Bitcoin prices plunged below $5,000 today, extending losses suffered earlier this month and causing the digital currency to decline 75% from its peak.
The cryptocurrency reached as little as $4,951.47, its lowest in more than one year, according to CoinDesk price data.
The world’s largest digital currency by market capitalization (market cap) has been struggling through a sustained bear market, prompting countless market analysts to wonder when it will break free of this weakness.
A handful of notable events have drawn significant interest lately, specifically the bitcoin cash hard fork and the ICO market’s continued difficulties.[Ed. note: Investing in cryptocoins or tokens is highly speculative and the market is largely unregulated. Anyone considering it should be prepared to lose their entire investment.]
Bitcoin Cash Hash War
Bitcoin cash recently underwent a hard fork, splitting into bitcoin cash ABC and bitcoin cash SV, two distinct blockchains with different rules.
Craig Wright, the self-proclaimed creator of bitcoin, threw his support behind bitcoin cash SV, and Roger Ver, another highly visible proponent of digital currency, backed bitcoin cash ABC.
“The bitcoin cash fork has left bad blood in the industry,” said Charles Hayter, cofounder and CEO of digital currency data platform CryptoCompare.
Hayter was not alone in espousing this point of view, as said Joshua Frank, cofounder of cryptocurrency analytics platform TheTIE.io, also emphasized the effects of this event.
“Interestingly, we saw the long-term sentiment of Bitcoin drop negative on November 7th, and the sentiment has continued to fall following Bitcoin’s price plunge on November 14th,” he stated.
“It does not look like there has been any positive recovery in longer-term sentiment since then,” added Frank.
He elaborated, emphasizing how this turmoil has affected the digital currency markets.
“The Bitcoin Cash fork, and the infighting within the crypto community has definitely had a negative impact on price,” he stated.
“The conversation around the fork is negative, which is an overhang on the overall market.”

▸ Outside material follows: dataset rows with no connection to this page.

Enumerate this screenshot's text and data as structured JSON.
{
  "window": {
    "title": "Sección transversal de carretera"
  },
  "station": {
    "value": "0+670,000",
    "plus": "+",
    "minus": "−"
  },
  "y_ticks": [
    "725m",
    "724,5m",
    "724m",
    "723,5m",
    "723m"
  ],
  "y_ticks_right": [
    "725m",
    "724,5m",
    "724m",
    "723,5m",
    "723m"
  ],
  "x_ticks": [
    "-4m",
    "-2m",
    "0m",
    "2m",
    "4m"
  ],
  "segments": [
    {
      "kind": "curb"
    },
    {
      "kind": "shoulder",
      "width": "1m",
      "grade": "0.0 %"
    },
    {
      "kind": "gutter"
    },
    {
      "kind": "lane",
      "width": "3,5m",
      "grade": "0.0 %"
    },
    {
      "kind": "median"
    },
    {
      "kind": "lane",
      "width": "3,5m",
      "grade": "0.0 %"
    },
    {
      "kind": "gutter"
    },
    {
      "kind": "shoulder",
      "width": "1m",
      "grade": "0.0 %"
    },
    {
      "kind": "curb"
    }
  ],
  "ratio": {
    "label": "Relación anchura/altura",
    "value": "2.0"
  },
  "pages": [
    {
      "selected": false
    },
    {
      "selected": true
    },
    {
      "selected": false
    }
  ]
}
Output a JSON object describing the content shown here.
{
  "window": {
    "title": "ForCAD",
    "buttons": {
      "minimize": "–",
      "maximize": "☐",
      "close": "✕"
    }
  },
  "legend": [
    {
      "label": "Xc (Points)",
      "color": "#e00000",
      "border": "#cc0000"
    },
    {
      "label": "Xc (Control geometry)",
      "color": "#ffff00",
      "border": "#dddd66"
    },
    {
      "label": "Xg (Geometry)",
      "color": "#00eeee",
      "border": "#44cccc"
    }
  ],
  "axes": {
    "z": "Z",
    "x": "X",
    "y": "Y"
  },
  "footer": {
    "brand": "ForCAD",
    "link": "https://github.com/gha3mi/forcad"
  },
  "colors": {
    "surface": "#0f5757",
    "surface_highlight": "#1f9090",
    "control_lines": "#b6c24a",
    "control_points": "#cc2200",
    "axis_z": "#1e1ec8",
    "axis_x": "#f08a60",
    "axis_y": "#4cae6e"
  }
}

Further, he added that “We see conversations around the BCH fork making their way into discussions around all cryptos across the board.”
ICO Market Challenges
The market for ICOs has been suffering lately, and many investors have become spooked as the U.S. Securities and Exchange Commission (SEC) continues to crack down on these innovative sales of digital tokens.
On Friday, the SEC announced that it had settled with Airfox and Paragon Coin Inc., which held ICOs after the government agency warned that the digital tokens sold through these offerings might be classified as securities.
The two companies, which both raised more than $10 million apiece through ICOs, had to pay fines and remunerate investors who suffered losses.
These latest actions have taken place at a time when many ICOs are in the red, meaning that the investors who bought their tokens have lost money.
Professional services firm Ernst & Young highlighted this in an October report, stating that 86% of ICOs whose tokens listed on exchanges saw these digital assets lose value.
Interest In ICOs Has ‘Quickly Dissipated’
Frank emphasized how investor attitudes toward these token sales have changed significantly.
“When we began tracking crypto sentiment last year there was a massive demand among both individual and institutional investors to track ICO sentiment,” he stated. “That interest has quickly dissipated.”
“Both on twitter and within our day-to-day business dealings it is clear that there is fear within the community that the SEC will continue to come down on ICOs for registration violations,” said Frank.
“There is clearly fear that the crackdown on Airfox and Paragon is just the beginning,” he concluded.
Fortunately, there is an upside to the recent SEC involvement, as greater regulatory certainty could help bolster confidence in the digital currency space.
Mati Greenspan, senior market analyst for social trading platform eToro, spoke to this.
“The SEC settlement from Friday was actually good news as it shows a more supportive outlook on crypto startups in the USA,” he stated.
The government agency’s latest “moves” are a positive development, Hayter concurred.
They represent progress toward having “clear cut tried and tested processes” for the methods that cryptocurrency firms use to raise funding.